Wash growled under his breath.
“What’s that? You thinkin’ ’bout, somethin’, son?” Sergeant Brown asked.
“Nothing much of note, sir,” Wash answered, cursing himself for not being able to keep quiet.
“You a thinker, ain’t you, Private?”
“Yessir, I suppose.”
Brown stepped in front of him and stopped. He leaned close to look into Wash’s face.
“Son,” the sergeant said, “way you talk at times, using words I never heard from any negro before, makes me wonder. You read books, don’t you? Just like my niece does.”
Wash took
a breath, surprised by the turn in their conversation.
“Y-yessir,” he managed to stammer, trying to choose his words carefully. “But that does not mean I believe that I am any better than any of the other men, sir.”
“Umm-hmmm,” the sergeant said. “Now why am I not surprised you would say such a thing? So answer me this, why you here and not in school, trying to better our race? I look at you, I see school.”
This time Wash could not hold back his feelings. “What school, sir? There’s no schools for coloreds. All I want is to be a soldier. That way I can hold my head up like a man. I can earn an honest day’s pay and send money back home to take care of my mama and my sister and…”
Wash swallowed hard to stop himself, certain he was saying far too much.
But Sergeant Brown just nodded. “Uh-huh. I seen what you does with your money, Private. Don’t spend it on foofaraws or liquor or gamble it away. And you never on the bum and trying to beg or borrow from your messmates. But why you have to be sending so much back home? Don’t your papa take care of your family?”
“My father’s dead, sir. Died at the Crater. And even though he served in the war, there’s never been a penny of pension sent to support my mother and Pegatha, my little sister.”
“Hmm.”
The sergeant turned and took Wash’s free arm to start them walking once more. They were halfway around the perimeter before he spoke again.

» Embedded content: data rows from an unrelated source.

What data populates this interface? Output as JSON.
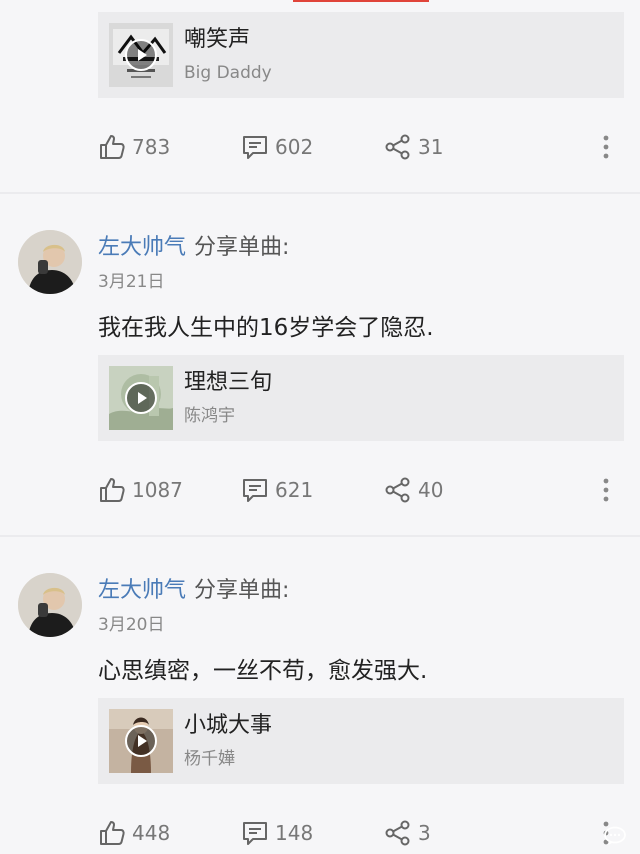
{
  "colors": {
    "accent": "#e0443a",
    "author_name": "#4a7bb7",
    "card_bg": "#ebebed",
    "page_bg": "#f6f6f8",
    "muted_text": "#888888"
  },
  "posts": [
    {
      "song": {
        "title": "嘲笑声",
        "artist": "Big Daddy"
      },
      "actions": {
        "likes": "783",
        "comments": "602",
        "shares": "31"
      }
    },
    {
      "author": "左大帅气",
      "action": "分享单曲:",
      "date": "3月21日",
      "text": "我在我人生中的16岁学会了隐忍.",
      "song": {
        "title": "理想三旬",
        "artist": "陈鸿宇"
      },
      "actions": {
        "likes": "1087",
        "comments": "621",
        "shares": "40"
      }
    },
    {
      "author": "左大帅气",
      "action": "分享单曲:",
      "date": "3月20日",
      "text": "心思缜密，一丝不苟，愈发强大.",
      "song": {
        "title": "小城大事",
        "artist": "杨千嬅"
      },
      "actions": {
        "likes": "448",
        "comments": "148",
        "shares": "3"
      }
    }
  ],
  "icons": [
    "like-icon",
    "comment-icon",
    "share-icon",
    "more-icon",
    "play-icon"
  ]
}
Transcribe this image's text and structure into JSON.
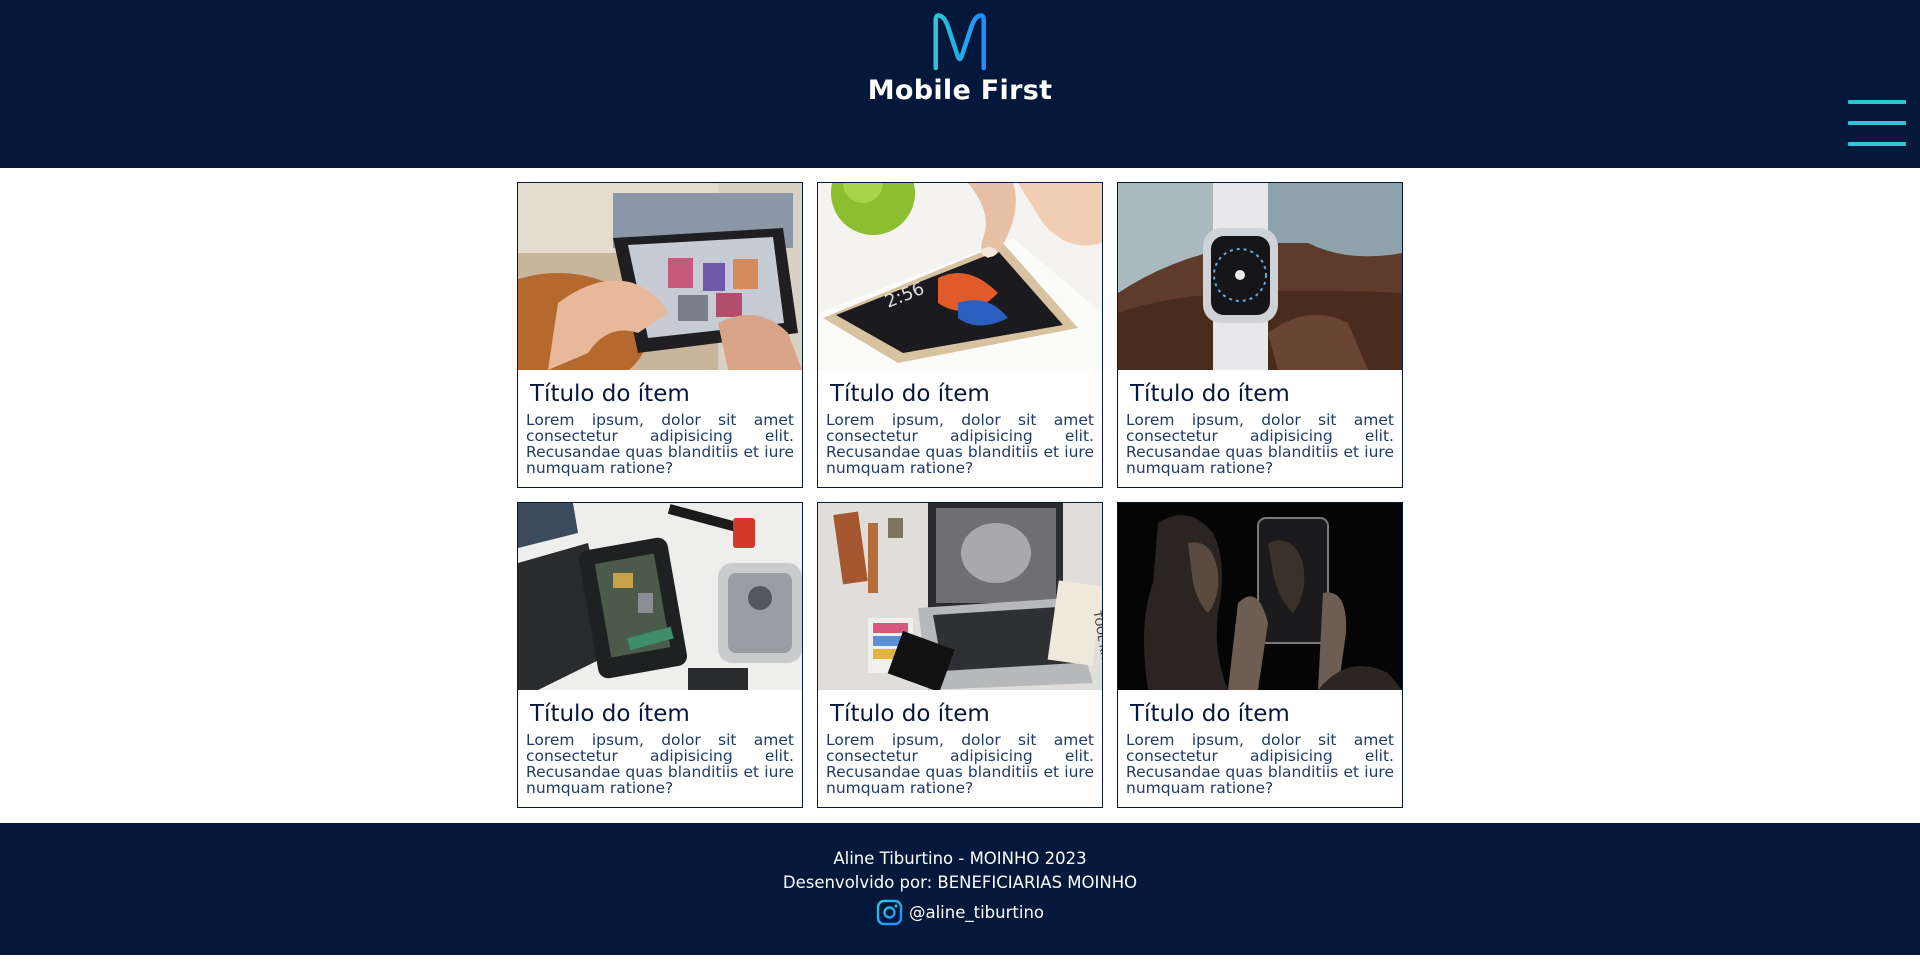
{
  "header": {
    "logo_letter": "M",
    "logo_text": "Mobile First",
    "menu_icon": "hamburger-menu-icon"
  },
  "colors": {
    "navy": "#03183a",
    "accent_cyan": "#2ec4d6",
    "accent_blue": "#1e90ff",
    "text_body": "#1f3b63"
  },
  "cards": [
    {
      "image": "tablet-in-hands-photo",
      "title": "Título do ítem",
      "text": "Lorem ipsum, dolor sit amet consectetur adipisicing elit. Recusandae quas blanditiis et iure numquam ratione?"
    },
    {
      "image": "smartphone-finger-photo",
      "title": "Título do ítem",
      "text": "Lorem ipsum, dolor sit amet consectetur adipisicing elit. Recusandae quas blanditiis et iure numquam ratione?"
    },
    {
      "image": "smartwatch-wrist-photo",
      "title": "Título do ítem",
      "text": "Lorem ipsum, dolor sit amet consectetur adipisicing elit. Recusandae quas blanditiis et iure numquam ratione?"
    },
    {
      "image": "disassembled-phones-photo",
      "title": "Título do ítem",
      "text": "Lorem ipsum, dolor sit amet consectetur adipisicing elit. Recusandae quas blanditiis et iure numquam ratione?"
    },
    {
      "image": "laptop-desk-photo",
      "title": "Título do ítem",
      "text": "Lorem ipsum, dolor sit amet consectetur adipisicing elit. Recusandae quas blanditiis et iure numquam ratione?"
    },
    {
      "image": "woman-phone-reflection-photo",
      "title": "Título do ítem",
      "text": "Lorem ipsum, dolor sit amet consectetur adipisicing elit. Recusandae quas blanditiis et iure numquam ratione?"
    }
  ],
  "footer": {
    "line1": "Aline Tiburtino - MOINHO 2023",
    "line2": "Desenvolvido por: BENEFICIARIAS MOINHO",
    "social_icon": "instagram-icon",
    "social_handle": "@aline_tiburtino"
  }
}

This time, to Wash’s relief, it was no longer about him or his family or any foolish notion of being something thing other than a soldier.
“You know,” Sergeant Brown mused, “two years ago, there’d be buffalo here. Don’t see none now, does you? How we supposed to keep our Indians from going out and killing those buffalo hunters who slaughters ever’ animal in sight? But we got orders to leave the buffalo hunters alone, even though they be breaking the treaty by hunting on the land south of here was supposed to be Indian forever. You watch. Faster than the Word of God, we are gonna be sent to protect them damn buffalo hunters from our Indians.”